PassiveAggressiveClassifier(C=0.5, average=False, class_weight=None,
                            early_stopping=False, fit_intercept=True,
                            loss='hinge', max_iter=1000, n_iter_no_change=5,
                            n_jobs=None, random_state=5, shuffle=True,
                            tol=0.001, validation_fraction=0.1, verbose=0,
                            warm_start=False)

### Predictions

In [16]:
y_pred=model.predict(tfidf_test)
y_pred

array(['FAKE', 'FAKE', 'FAKE', ..., 'REAL', 'REAL', 'REAL'], dtype='<U4')

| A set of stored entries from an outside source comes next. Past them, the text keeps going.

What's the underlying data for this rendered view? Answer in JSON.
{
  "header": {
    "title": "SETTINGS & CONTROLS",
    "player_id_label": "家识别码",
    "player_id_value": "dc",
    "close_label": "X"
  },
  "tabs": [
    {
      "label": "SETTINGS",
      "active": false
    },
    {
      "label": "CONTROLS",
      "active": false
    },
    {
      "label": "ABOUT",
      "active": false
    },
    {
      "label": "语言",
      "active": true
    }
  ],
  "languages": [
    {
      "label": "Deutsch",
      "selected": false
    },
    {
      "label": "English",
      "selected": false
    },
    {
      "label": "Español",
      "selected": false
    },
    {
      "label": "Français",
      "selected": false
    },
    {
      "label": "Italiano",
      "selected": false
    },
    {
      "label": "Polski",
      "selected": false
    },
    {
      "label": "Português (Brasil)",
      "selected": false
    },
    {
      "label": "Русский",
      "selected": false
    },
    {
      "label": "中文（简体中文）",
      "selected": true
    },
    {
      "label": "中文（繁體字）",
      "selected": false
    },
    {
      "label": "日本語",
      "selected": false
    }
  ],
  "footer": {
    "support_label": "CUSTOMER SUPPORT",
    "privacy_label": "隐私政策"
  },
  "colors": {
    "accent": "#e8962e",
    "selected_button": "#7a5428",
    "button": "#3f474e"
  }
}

### Accuracy and Confusion Matrix.

In [17]:
cm=confusion_matrix(y_test,y_pred)
acc= accuracy_score(y_test,y_pred)

print("The confusion matrix:")
print(cm)

print("The accuracy of our model:"+ str(acc))


The confusion matrix:
[[585  43]
 [ 35 604]]
The accuracy of our model:0.9384372533543804


In [18]:
print("With this model we have "+ str(cm[0][0])+" true positives, "+str(cm[1][1])+" true negatives, "
     +str(cm[0][1])+" false positives and "+str(cm[1][0])+" false negatives.")


With this model we have 585 true positives, 604 true negatives, 43 false positives and 35 false negatives.